I read The Da Vinci Code for the first time 3 years ago, when it first came out. I saw the book at the online bookstore where I buy most of my books to download to my PDA. The blurb made the book sound interesting. The kind of books I like to read. Stories that include suspense, murder, intrigue.
It was an exciting book. It was not one of the best written stories I had ever read, but the story was exciting. I liked the story so much, I bought and read Dan Brown’s 3 other books, Angels and Demons, Deception Point, and Digital Fortress. Angels and Demons was similar in story to The Da Vinci Code; suspense, a murder or two, intrigue swirling around the history of the Catholic Church. Deception Point involved suspense, a murder or two, intrigue, but it swirled around a government cover up of the evidence that life exists (or existed) on Mars. It, too, opens like The Da Vinci Code, with an author’s note claiming that the events the novel is based on are real, the organizations mentioned in the story are real, but the story itself is a fabrication of the author’s imagination. Digital Fortress is a geek novel, about the possibility of a dangerous computer virus and the havoc it could wreak if released. Of course, I loved that one!
The Da Vinci Code (the book) is in it’s 54th printing, has sold more than 46 million copies in 40 countries, and has been on the NY Times best sellers list for most of it’s three plus year run. It is currently #16 on the Hardback Fiction list, AND #1 on the paperback list. On the USA Today website, they show the book coming in to the top 150 on March 27, 2003 and remaining in the top 150 for the last 165 weeks.

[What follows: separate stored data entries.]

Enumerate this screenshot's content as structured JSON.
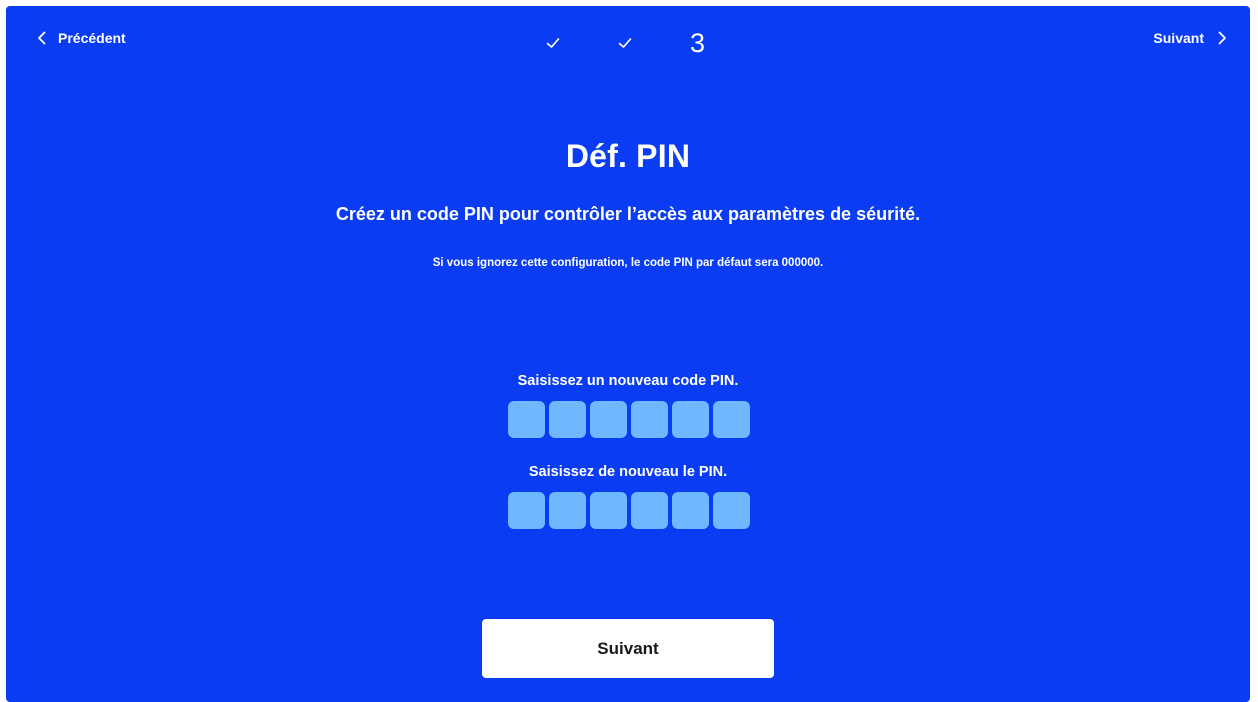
{
  "colors": {
    "background": "#0a3cf4",
    "pin_box": "#6db8ff",
    "button_bg": "#ffffff",
    "button_text": "#1a1a1a"
  },
  "nav": {
    "prev_label": "Précédent",
    "prev_icon": "chevron-left-icon",
    "next_label": "Suivant",
    "next_icon": "chevron-right-icon"
  },
  "steps": {
    "completed_icon": "checkmark-icon",
    "current_number": "3"
  },
  "heading": {
    "title": "Déf. PIN",
    "subtitle": "Créez un code PIN pour contrôler l’accès aux paramètres de séurité.",
    "note": "Si vous ignorez cette configuration, le code PIN par défaut sera 000000."
  },
  "pin_entry": {
    "new_pin_label": "Saisissez un nouveau code PIN.",
    "confirm_pin_label": "Saisissez de nouveau le PIN.",
    "digits": 6
  },
  "footer": {
    "next_button_label": "Suivant"
  }
}
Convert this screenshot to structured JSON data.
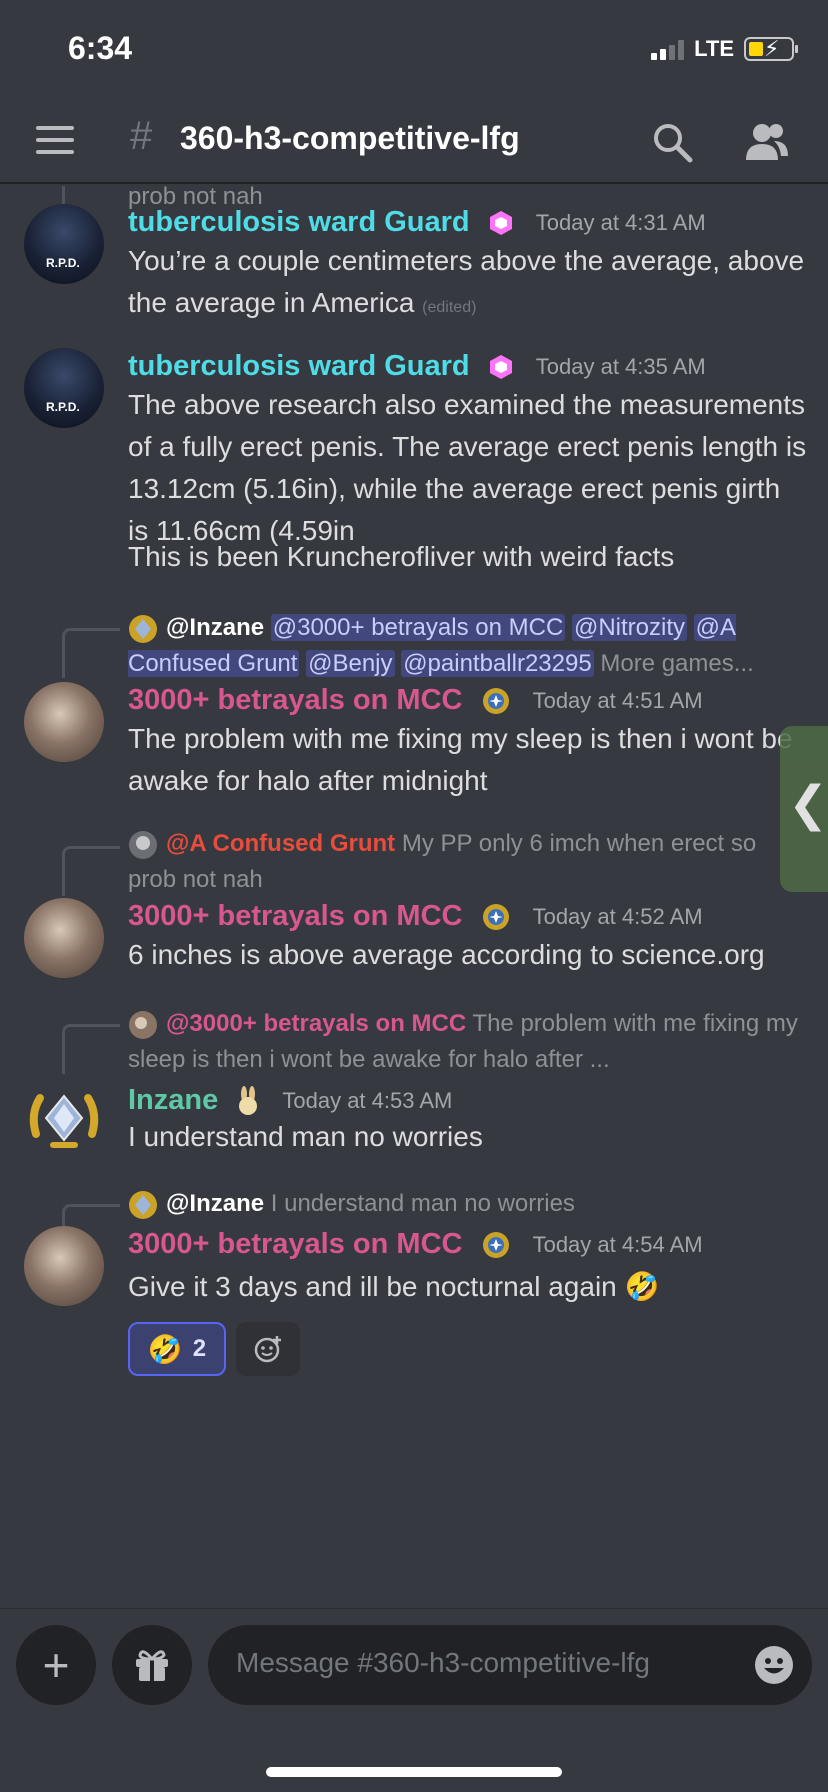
{
  "status_bar": {
    "time": "6:34",
    "network": "LTE"
  },
  "header": {
    "channel_name": "360-h3-competitive-lfg",
    "hash_symbol": "#",
    "icons": [
      "menu-icon",
      "channel-hash-icon",
      "search-icon",
      "members-icon"
    ]
  },
  "messages": [
    {
      "type": "continuation",
      "text": "prob not nah"
    },
    {
      "author": "tuberculosis ward Guard",
      "author_color": "#4fdce6",
      "timestamp": "Today at 4:31 AM",
      "text": "You’re a couple centimeters above the average, above the average in America",
      "edited": "(edited)"
    },
    {
      "author": "tuberculosis ward Guard",
      "author_color": "#4fdce6",
      "timestamp": "Today at 4:35 AM",
      "text": "The above research also examined the measurements of a fully erect penis. The average erect penis length is 13.12cm (5.16in), while the average erect penis girth is 11.66cm (4.59in",
      "text2": "This is been Kruncherofliver with weird facts"
    },
    {
      "reply": {
        "name": "@Inzane",
        "mentions": [
          "@3000+ betrayals on MCC",
          "@Nitrozity",
          "@A Confused Grunt",
          "@Benjy",
          "@paintballr23295"
        ],
        "suffix": "More games..."
      },
      "author": "3000+ betrayals on MCC",
      "author_color": "#d8578e",
      "timestamp": "Today at 4:51 AM",
      "text": "The problem with me fixing my sleep is then i wont be awake for halo after midnight"
    },
    {
      "reply": {
        "name": "@A Confused Grunt",
        "text": "My PP only 6 imch when erect so prob not nah"
      },
      "author": "3000+ betrayals on MCC",
      "author_color": "#d8578e",
      "timestamp": "Today at 4:52 AM",
      "text": "6 inches is above average according to science.org"
    },
    {
      "reply": {
        "name": "@3000+ betrayals on MCC",
        "text": "The problem with me fixing my sleep is then i wont be awake for halo after ..."
      },
      "author": "Inzane",
      "author_color": "#5fc9a7",
      "timestamp": "Today at 4:53 AM",
      "text": "I understand man no worries"
    },
    {
      "reply": {
        "name": "@Inzane",
        "text": "I understand man no worries"
      },
      "author": "3000+ betrayals on MCC",
      "author_color": "#d8578e",
      "timestamp": "Today at 4:54 AM",
      "text": "Give it 3 days and ill be nocturnal again 🤣",
      "reactions": [
        {
          "emoji": "🤣",
          "count": "2",
          "active": true
        }
      ]
    }
  ],
  "side_tab_glyph": "❮",
  "composer": {
    "placeholder": "Message #360-h3-competitive-lfg",
    "plus": "+"
  },
  "colors": {
    "background": "#36393f",
    "mention_bg": "#3c4270",
    "accent": "#5865f2"
  }
}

Since reading The Da Vinci Code I’ve also watched many of the specials on The Discovery Channel, National Geographic Channel and others. As with any story that took place two millennia or so ago, it’s all conjecture–suspect record keeping, word of mouth stories–No hard facts or proof of anything. You believe what you want based on theory, assumptions, or faith.
When the movie was within weeks of it’s US release, I started seeing all the protests, from the Opus Dei, to Christian organizations to the Catholic Church. There are now world wide protests, hunger strikes, scholarly rebuttals, requests for disclaimers.
So now I have to ask myself, “If Christians around the world are so worried about a story from a novel shaking the foundation of their faith, what is their foundation built with?”
I should think their time spent protesting, rebutting, disclaiming and starving over a novel would be better spent prosecuting priestly pedophiles and nun murderers, exposing real life cover ups, ending wars, fighting poverty and disease, and striving towards the goal of making the world a calmer, cleaner place to live.